Advanced Bird ID Handbook by Nils van Duivendijk
What really separates the ID Handbook from the ID Guide is its size — if the ID Guide is a pocket book, the ID Handbook is definitely a stay-at-home book. But the extra size has many advantages; whilst I never felt the ID Guide was cramped, it was certainly compact. Here, the text is larger and spaced out across bordering-on-A4-sized pages. It makes the whole reading experience a lot more pleasurable. And the extra space lends itself to one more new feature, too: comparison tables. There are 23 in total and they cover obvious 'species pairs' such as Marsh and Willow Tit, Sykes's and Booted Warbler, and Manx and Yelkouan Shearwater. Within these tables, differences between the two species can be directly compared side by side:
Hume's Leaf Warbler and Yellow-browed Warbler — key features compared (from Advanced Bird ID Handbook)
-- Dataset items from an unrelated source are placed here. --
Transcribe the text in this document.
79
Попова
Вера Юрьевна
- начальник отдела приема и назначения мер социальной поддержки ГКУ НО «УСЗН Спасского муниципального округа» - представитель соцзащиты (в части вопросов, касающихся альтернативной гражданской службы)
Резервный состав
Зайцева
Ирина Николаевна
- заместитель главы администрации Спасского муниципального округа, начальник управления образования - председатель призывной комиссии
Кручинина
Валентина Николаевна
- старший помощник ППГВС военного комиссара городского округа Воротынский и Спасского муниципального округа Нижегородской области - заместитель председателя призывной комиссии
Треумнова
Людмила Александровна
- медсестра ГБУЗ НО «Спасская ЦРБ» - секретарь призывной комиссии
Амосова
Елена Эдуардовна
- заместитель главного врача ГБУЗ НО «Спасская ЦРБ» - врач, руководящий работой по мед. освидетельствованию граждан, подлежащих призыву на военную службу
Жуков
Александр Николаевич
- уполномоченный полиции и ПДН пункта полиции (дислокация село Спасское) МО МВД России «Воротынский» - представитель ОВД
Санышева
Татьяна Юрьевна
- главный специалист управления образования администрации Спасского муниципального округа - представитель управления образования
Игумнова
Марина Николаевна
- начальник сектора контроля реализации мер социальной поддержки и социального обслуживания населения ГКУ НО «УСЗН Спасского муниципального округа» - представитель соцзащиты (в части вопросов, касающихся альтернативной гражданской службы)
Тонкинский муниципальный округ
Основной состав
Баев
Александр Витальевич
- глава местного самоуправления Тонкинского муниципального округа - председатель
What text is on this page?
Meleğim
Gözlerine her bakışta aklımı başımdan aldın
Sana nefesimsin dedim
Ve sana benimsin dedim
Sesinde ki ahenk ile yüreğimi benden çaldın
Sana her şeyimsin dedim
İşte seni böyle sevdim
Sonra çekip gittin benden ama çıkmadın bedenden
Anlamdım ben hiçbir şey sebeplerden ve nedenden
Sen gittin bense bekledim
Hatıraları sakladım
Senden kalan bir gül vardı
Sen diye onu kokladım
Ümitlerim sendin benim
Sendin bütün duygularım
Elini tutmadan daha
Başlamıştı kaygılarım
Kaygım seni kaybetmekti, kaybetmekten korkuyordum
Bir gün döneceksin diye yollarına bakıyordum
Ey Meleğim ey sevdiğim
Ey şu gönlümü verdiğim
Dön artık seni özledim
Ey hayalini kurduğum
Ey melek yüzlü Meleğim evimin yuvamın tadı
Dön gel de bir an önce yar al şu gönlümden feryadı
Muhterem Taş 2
The book concludes with a checklist of Western Paleartic species following the taxonomy used in the book but excluding species recorded solely in Catagory C. As with the ID Guide, this book delivers a wealth of knowledge that you wouldn't find in a single place elsewhere. Available at £23.50 on the BirdGuides estore, it also feels like great value for money. It does, though, render the conclusion of my previous review somewhat useless; in actual fact, this is the book you want for your shelf. I guess the second copy of the ID Guide will have to live in the glovebox as a spare!
Advanced Bird ID Handbook: the Western Palearctic by Nils van Duivendijk, published 2011 by New Holland
Softcover. 416 pages, 10 line drawing of topography, 1 map, 23 tables.